As Mass. East-West Rail Debate Heats Up, Day Trip Tests Existing Transit Options
There's been a lot of debate about a new study from the Massachusetts Department of Transportation on expanded rail service between the eastern and western parts of the state.
The study says the cheapest option would have about 36 daily riders, and the most expensive just over 800. Those figures have been widely criticized by proponents.
But there are transit options available now to travel across the state by train and bus.
On a recent snowy morning, a half-full Peter Pan bus left Springfield's Union Station.
One of the passengers was Sam Steinmann, who lives in Springfield and works for MassMutual. He said he takes the bus one day a week for meetings in Boston.
"I think it's going to be very hard for the train to compete with the bus — because the bus is awesome," Steinmann said. "But I would happily take a train if it were the better option."
Why is the bus awesome?
"It's very quick," Steinmann said. "It's clean. It's very inexpensive, I mean, I can go round trip to Boston for under $30. And it has Wi-Fi."
Michael Reynoso was also on board. He lives in Lawrence, and takes the bus back and forth once a month to visit family in Springfield. He agreed that speed is a key consideration.
"I would like the train, if it's faster," Reynoso said. "But it takes me about five hours to, like, transfer to the subway and all that, to get to the bus, and everything."
The Peter Pan travel time varies depending on time of day. Our 7:45 a.m. departure from Springfield took about an hour and 45 minutes.
The state says new train service to get close to that wouldn't come cheap. It would cost about $4 billion to establish.
There are five other options also being studied — some slower, some faster.
And while it doesn't get a lot of attention, there is already a train between the eastern and western parts of the state. It runs just once a day in each direction. The trip from Boston to Springfield takes two and a half hours.
The vast majority of passengers on our train had longer journeys ahead of them to places like Albany, Cleveland and Chicago.
Two people were going to Pittsfield.
One was Katie Howe, who's a senior at Mass. College of Liberal Arts in North Adams. She lives in Wakefield, and was taking the train back to school.
"It's difficult to get public transportation in the Berkshires, especially in Pittsfield," Howe said. "More frequent trains would be really helpful. Because for example, if I missed this train today, I would have to take a train tomorrow. There wouldn't be a backup train today."
Up in the business class car, the only passenger was business consultant Kerry Brogan.
"I'm going to Saratoga Springs and the mineral baths for some R and R," Brogan said.

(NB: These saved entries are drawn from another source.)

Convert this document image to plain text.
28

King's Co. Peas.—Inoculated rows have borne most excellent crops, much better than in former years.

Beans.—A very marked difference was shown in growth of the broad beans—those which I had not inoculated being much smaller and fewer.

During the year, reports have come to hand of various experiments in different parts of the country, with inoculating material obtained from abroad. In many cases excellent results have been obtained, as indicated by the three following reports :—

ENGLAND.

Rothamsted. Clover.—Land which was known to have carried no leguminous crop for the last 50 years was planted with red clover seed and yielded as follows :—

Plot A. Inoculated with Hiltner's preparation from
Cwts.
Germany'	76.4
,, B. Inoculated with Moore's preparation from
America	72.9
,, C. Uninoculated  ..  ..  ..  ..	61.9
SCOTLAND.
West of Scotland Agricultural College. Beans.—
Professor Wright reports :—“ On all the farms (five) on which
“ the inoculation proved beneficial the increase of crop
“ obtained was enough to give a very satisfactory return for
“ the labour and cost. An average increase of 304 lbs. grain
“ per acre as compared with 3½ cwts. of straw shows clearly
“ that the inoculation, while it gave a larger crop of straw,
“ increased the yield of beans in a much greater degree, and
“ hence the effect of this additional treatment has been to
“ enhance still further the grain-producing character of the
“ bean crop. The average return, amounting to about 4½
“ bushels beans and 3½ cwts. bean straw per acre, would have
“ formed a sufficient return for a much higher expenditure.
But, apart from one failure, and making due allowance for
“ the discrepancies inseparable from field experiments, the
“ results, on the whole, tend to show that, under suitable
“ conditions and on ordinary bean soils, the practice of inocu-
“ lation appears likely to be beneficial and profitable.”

Brogan is all in favor of improved rail service. She travels to China often for work and said the differences are stark.
"It would take me two hours to drive to Tianjin, but I can travel there in about 40 minutes," she said. "Every time I come back from China, I am astonished at how behind we are in terms of railway services."
The fastest service outlined by the state would mean a new electrified rail line, and would take about an hour and 20 minutes between Boston and Springfield — roughly half as long as it takes now.
But it may be a tough sell. The tab is estimated at $25 billion.
The next step is for an advisory committee to narrow down the six possible options to three. A final report is expected in May.